As an example, a test case that was logging a few short DEBUG message every 8 seconds
wrote to MMC at a rate of 1.4 GB/day despite the messages themselves being only 5 MB/day (but note that using journalctl -o export | wc as a metric gives 125 MB/day - presumably due to metadata).

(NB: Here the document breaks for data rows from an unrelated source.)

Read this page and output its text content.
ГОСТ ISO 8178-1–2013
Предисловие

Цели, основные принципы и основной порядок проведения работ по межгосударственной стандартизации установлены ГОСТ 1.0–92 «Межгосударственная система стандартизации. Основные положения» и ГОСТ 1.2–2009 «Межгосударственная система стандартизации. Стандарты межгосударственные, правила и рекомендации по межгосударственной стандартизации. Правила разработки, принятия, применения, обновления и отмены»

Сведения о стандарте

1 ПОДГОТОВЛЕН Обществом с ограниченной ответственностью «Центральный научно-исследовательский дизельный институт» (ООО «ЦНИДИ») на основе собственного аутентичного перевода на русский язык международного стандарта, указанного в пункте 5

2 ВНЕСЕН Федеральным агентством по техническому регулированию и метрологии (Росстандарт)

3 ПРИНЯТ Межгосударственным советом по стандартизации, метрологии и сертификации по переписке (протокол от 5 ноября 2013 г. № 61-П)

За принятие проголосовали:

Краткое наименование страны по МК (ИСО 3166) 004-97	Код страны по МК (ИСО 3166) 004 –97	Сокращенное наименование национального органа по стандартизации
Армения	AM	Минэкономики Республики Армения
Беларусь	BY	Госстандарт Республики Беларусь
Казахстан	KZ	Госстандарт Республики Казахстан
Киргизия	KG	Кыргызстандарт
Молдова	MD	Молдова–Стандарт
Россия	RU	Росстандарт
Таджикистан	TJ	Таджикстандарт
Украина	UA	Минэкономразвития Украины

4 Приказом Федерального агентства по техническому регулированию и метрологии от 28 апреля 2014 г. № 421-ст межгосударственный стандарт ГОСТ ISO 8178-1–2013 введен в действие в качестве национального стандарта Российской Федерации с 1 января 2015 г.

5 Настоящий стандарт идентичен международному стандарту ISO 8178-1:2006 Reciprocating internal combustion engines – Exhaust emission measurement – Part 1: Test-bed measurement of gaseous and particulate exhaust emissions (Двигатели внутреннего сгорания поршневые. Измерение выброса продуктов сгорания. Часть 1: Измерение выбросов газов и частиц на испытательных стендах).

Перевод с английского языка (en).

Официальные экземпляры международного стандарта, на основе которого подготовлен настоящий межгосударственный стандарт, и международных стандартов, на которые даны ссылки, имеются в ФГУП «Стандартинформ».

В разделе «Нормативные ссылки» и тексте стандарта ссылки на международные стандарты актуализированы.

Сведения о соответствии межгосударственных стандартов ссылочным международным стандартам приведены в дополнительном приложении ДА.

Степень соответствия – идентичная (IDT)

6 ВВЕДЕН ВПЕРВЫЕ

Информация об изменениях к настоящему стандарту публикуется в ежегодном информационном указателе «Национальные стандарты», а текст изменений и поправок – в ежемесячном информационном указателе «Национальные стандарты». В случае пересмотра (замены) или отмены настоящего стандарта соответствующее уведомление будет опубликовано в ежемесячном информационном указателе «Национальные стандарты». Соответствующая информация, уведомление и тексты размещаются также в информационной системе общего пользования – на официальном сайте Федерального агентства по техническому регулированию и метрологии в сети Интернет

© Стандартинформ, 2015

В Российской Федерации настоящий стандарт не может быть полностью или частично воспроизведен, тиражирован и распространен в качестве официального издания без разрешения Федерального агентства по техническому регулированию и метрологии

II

There is nearly 300x write multiplication in that example, which seems very high (I would have expected 10x). I would like to know what can be done to reduce the multiplication factor?
blkparse output:
jbd2/mmcblk0p4- (180)
Reads Queued: 0, 0KiB Writes Queued: 33611, 134444KiB
Read Dispatches: 0, 0KiB Write Dispatches: 0, 0KiB
Reads Requeued: 0 Writes Requeued: 0
Reads Completed: 0, 0KiB Writes Completed: 0, 0KiB
Read Merges: 0, 0KiB Write Merges: 17722, 70888KiB
IO unplugs: 7835 Timer unplugs: 91
Allocation wait: 0 Allocation wait: 0
Dispatch wait: 0 Dispatch wait: 0
Completion wait: 0 Completion wait: 0
journal-offline (248, ...)
Reads Queued: 0, 0KiB Writes Queued: 6277, 46528KiB
Read Dispatches: 0, 0KiB Write Dispatches: 0, 0KiB
Reads Requeued: 0 Writes Requeued: 0
Reads Completed: 0, 0KiB Writes Completed: 0, 0KiB
Read Merges: 0, 0KiB Write Merges: 154, 3840KiB
IO unplugs: 563 Timer unplugs: 30
Allocation wait: 0 Allocation wait: 0
Dispatch wait: 0 Dispatch wait: 0
Completion wait: 0 Completion wait: 0
kworker/u2:0 (253, ...)
Reads Queued: 0, 0KiB Writes Queued: 32284, 288288KiB
Read Dispatches: 0, 0KiB Write Dispatches: 0, 0KiB
Reads Requeued: 0 Writes Requeued: 0
Reads Completed: 0, 0KiB Writes Completed: 0, 0KiB
Read Merges: 0, 0KiB Write Merges: 1351, 32744KiB
IO unplugs: 2553 Timer unplugs: 710
Allocation wait: 0 Allocation wait: 0
Dispatch wait: 0 Dispatch wait: 0
Completion wait: 0 Completion wait: 0
kworker/u2:1 (414, ...)
Reads Queued: 0, 0KiB Writes Queued: 28428, 260332KiB
Read Dispatches: 0, 0KiB Write Dispatches: 0, 0KiB
Reads Requeued: 0 Writes Requeued: 0
Reads Completed: 0, 0KiB Writes Completed: 0, 0KiB
Read Merges: 0, 0KiB Write Merges: 1256, 29428KiB
IO unplugs: 2290 Timer unplugs: 679
Allocation wait: 0 Allocation wait: 0
Dispatch wait: 0 Dispatch wait: 0
Completion wait: 0 Completion wait: 0
kworker/u2:2 (208, ...)
Reads Queued: 1, 4KiB Writes Queued: 22264, 200632KiB
Read Dispatches: 0, 0KiB Write Dispatches: 0, 0KiB
Reads Requeued: 0 Writes Requeued: 0
Reads Completed: 0, 0KiB Writes Completed: 0, 0KiB
Read Merges: 0, 0KiB Write Merges: 918, 21048KiB
IO unplugs: 1782 Timer unplugs: 481
Allocation wait: 0 Allocation wait: 0
Dispatch wait: 0 Dispatch wait: 0
Completion wait: 0 Completion wait: 0
systemd-journal (206)
Reads Queued: 13, 52KiB Writes Queued: 190, 508KiB
Read Dispatches: 0, 0KiB Write Dispatches: 0, 0KiB
Reads Requeued: 0 Writes Requeued: 0
Reads Completed: 0, 0KiB Writes Completed: 0, 0KiB
Read Merges: 4, 16KiB Write Merges: 0, 0KiB
IO unplugs: 128 Timer unplugs: 4
Allocation wait: 0 Allocation wait: 0
Dispatch wait: 0 Dispatch wait: 0
Completion wait: 0 Completion wait: 0
CPU0 (mmcblk0p4):
Reads Queued: 632, 61712KiB Writes Queued: 123054, 930732KiB
Read Dispatches: 8616, 61712KiB Write Dispatches: 101590, 930732KiB
Reads Requeued: 0 Writes Requeued: 0
Reads Completed: 8616, 61712KiB Writes Completed: 109579, 930732KiB
Read Merges: 4, 16KiB Write Merges: 21401, 157948KiB
Read depth: 2 Write depth: 9
IO unplugs: 15952 Timer unplugs: 2012
Things I've tried:
- adjusting SyncIntervalSec in journald.conf - it didn't seem to affect the totals much, just the timing
- F2FS instead of ext4 - actually made it a bit worse but I haven't tried tuning mount/mkfs params yet (any tuning ideas welcome)
- sysctl vm.dirty_writeback_centisecs=0 - this is because I noticed from blktrace that much of the amplification seemed to be from kworkers in between journal-offline runs, presumably from journald mmap() usage? that gave around 400 MB/day so it's a significant improvement, but I'm not sure that CRIT messages are still syncing immediately like the journald doc says
- https://github.com/systemd/systemd/pull/21183 seems like it might help, but it's got a way to go before being stable
- fs-level compression - results not clear yet, not sure if this methodology will evaluate it properly?